Partez de la complexité réelle de la tarification, pas de la taille de l'entreprise. Une entreprise de 200 personnes qui vend un produit à prix fixe a besoin d'un bon modèle et d'un outil de signature. Une équipe de 15 personnes qui vend des forfaits configurables avec des rabais partenaires a besoin de CPQ, et continuera de perdre de la marge sur des devis incohérents tant qu'elle n'en aura pas un. Achetez pour la logique de tarification et la piste d'approbation que vous avez réellement, et considérez le document soigné comme la partie qui n'a jamais vraiment été le problème difficile.

Questions fréquentes

Quelle est la vraie différence entre le CPQ et un simple outil de proposition ?
Le CPQ (configure, price, quote) sert à imposer une logique de tarification : quels produits peuvent se combiner, quel rabais un rôle donné peut approuver, comment un prix par palier change selon le volume. Un outil de proposition simple suppose que les chiffres sont déjà décidés et se concentre sur la transformation de ces chiffres en document signable. Les équipes à tarification simple ont rarement besoin de la complexité du CPQ.
Avons-nous besoin d'un outil de devis dédié si nous avons déjà un CRM ?
La plupart des CRM peuvent générer un devis basique ou joindre un PDF. Ce qu'ils font généralement mal, c'est imposer un acheminement d'approbation, suivre l'engagement sur un document après son envoi, ou gérer une logique de tarification à travers plusieurs gammes de produits. Si l'un de ces trois points compte, un outil dédié ou une couche CPQ sur le CRM justifie son coût.

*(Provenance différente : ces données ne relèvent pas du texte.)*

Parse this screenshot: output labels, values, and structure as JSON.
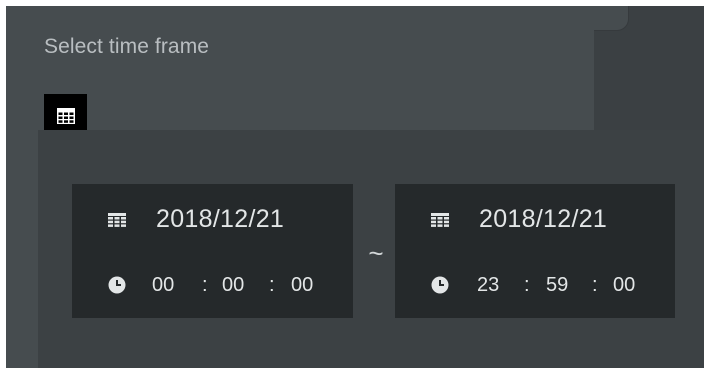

La signature électronique suffit-elle à justifier l'achat d'un logiciel de proposition ?
Non. La signature électronique est devenue une fonctionnalité banale, intégrée à la plupart des outils de documents, des CRM et même des applications de signature génériques pour un faible coût mensuel. Achetez un outil de proposition ou de CPQ pour la logique de tarification, l'acheminement des approbations et le suivi de l'engagement, pas pour la signature seule.